Cosa che nella vicenda di specie non è accaduta, considerata la contumacia della Società Apple e il difetto di ogni effettivo accertamento sul punto. L’assenza di un divieto espresso da parte dell’interessato deceduto di esercitare i diritti sui propri dati da parte di terzi è stata infatti ricavata implicitamente dal fatto che, nelle comunicazioni scambiate con i ricorrenti, non si sia mai fatta menzione di una tale istanza da parte dell’utente.

La volontà dell’interessato di mantenere il riserbo su certi aspetti della sua vita appare pertanto agevolmente eludibile.

Il divieto dell’interessato costituisce un limite tanto più evanescente se si considera che la libertà dispositiva di cui all'art. 2-terdecies, comma 2, d.lgs. n. 196/2003 "non può produrre effetti pregiudizievoli per l'esercizio da parte dei terzi dei diritti patrimoniali che derivano dalla morte dell'interessato nonché del diritto di difendere in giudizio i propri interessi" (ex art. 2-terdecies, comma 5, d.lgs. n. 196/2003).

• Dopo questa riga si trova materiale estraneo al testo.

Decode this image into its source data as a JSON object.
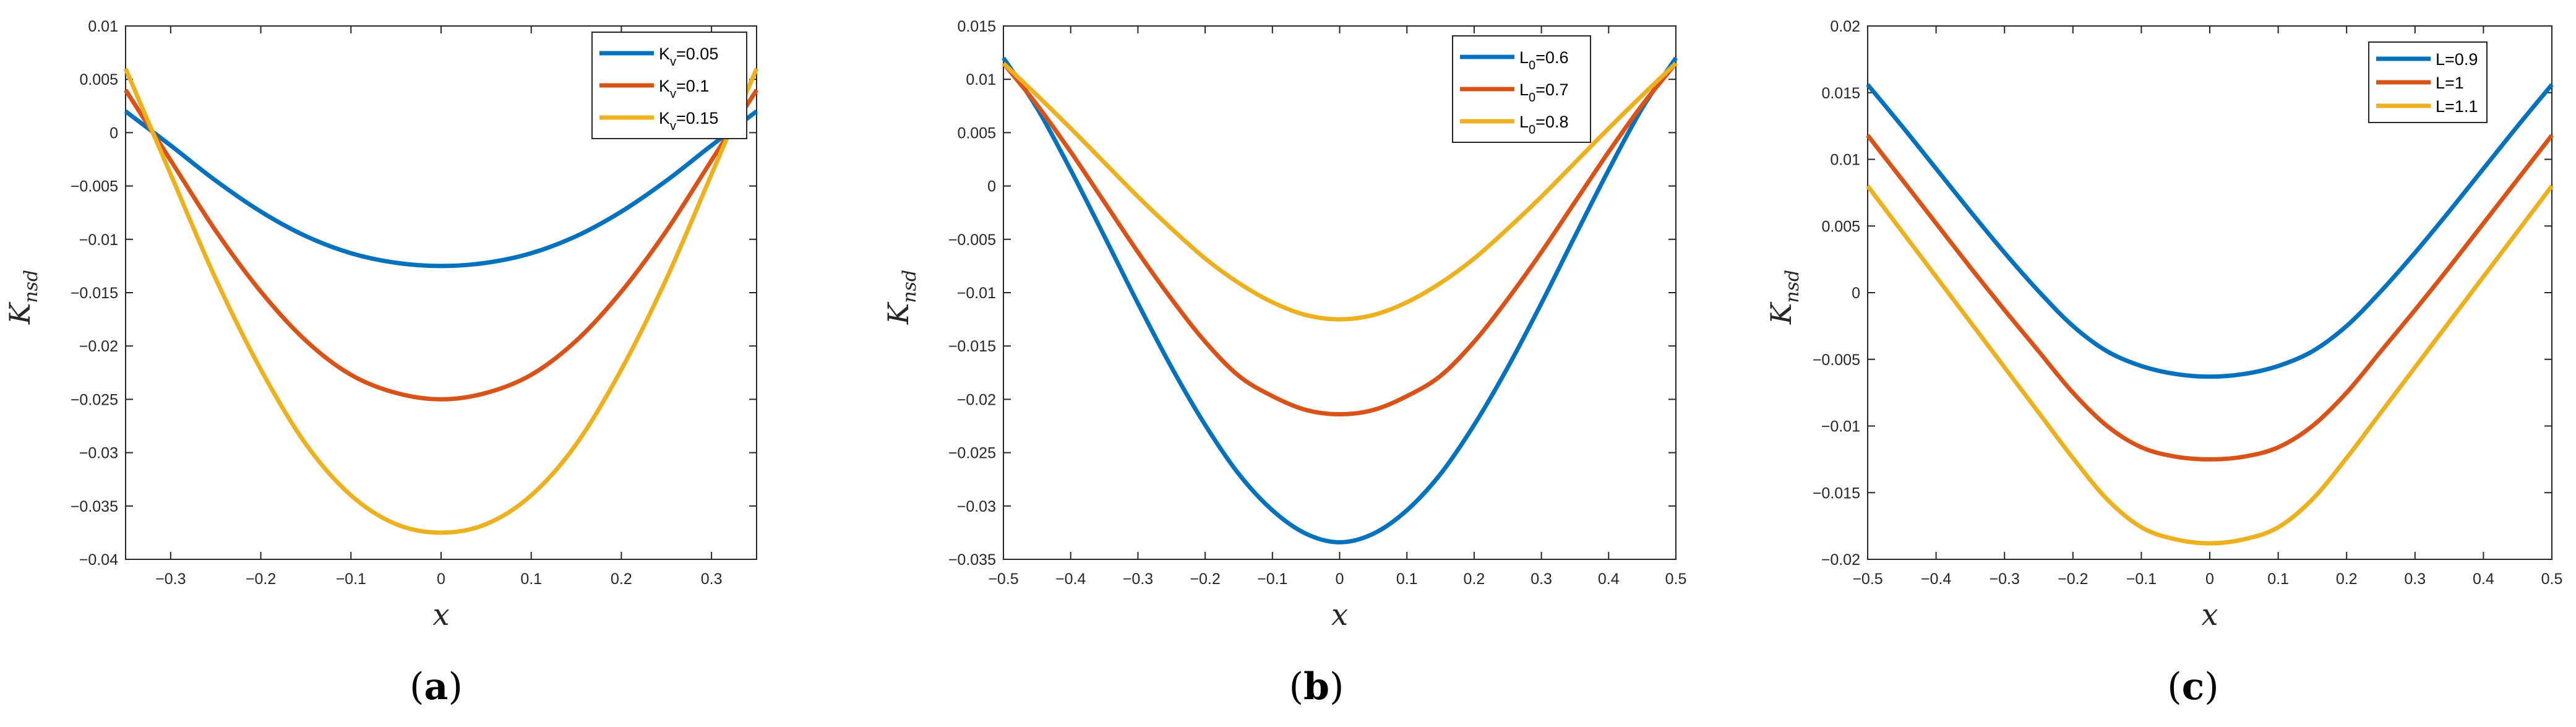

Conseguentemente, anche in presenza di un tale divieto, difficilmente l’accesso (e l’esercizio dei diritti sui dati del defunto) si sarebbe potuto negare. Ciò avrebbe, infatti, comportato un pregiudizio al diritto patrimoniale degli eredi non solo di subentrare nel possesso di beni digitali ereditati, ma altresì di sfruttamento economico (anche solo potenziale) delle ricette culinarie sperimentate dal figlio, presumibilmente caratterizzate dai tratti della novità e originalità tali da poter essere tutelate dalla l. n. 633/1941 sul diritto d'autore.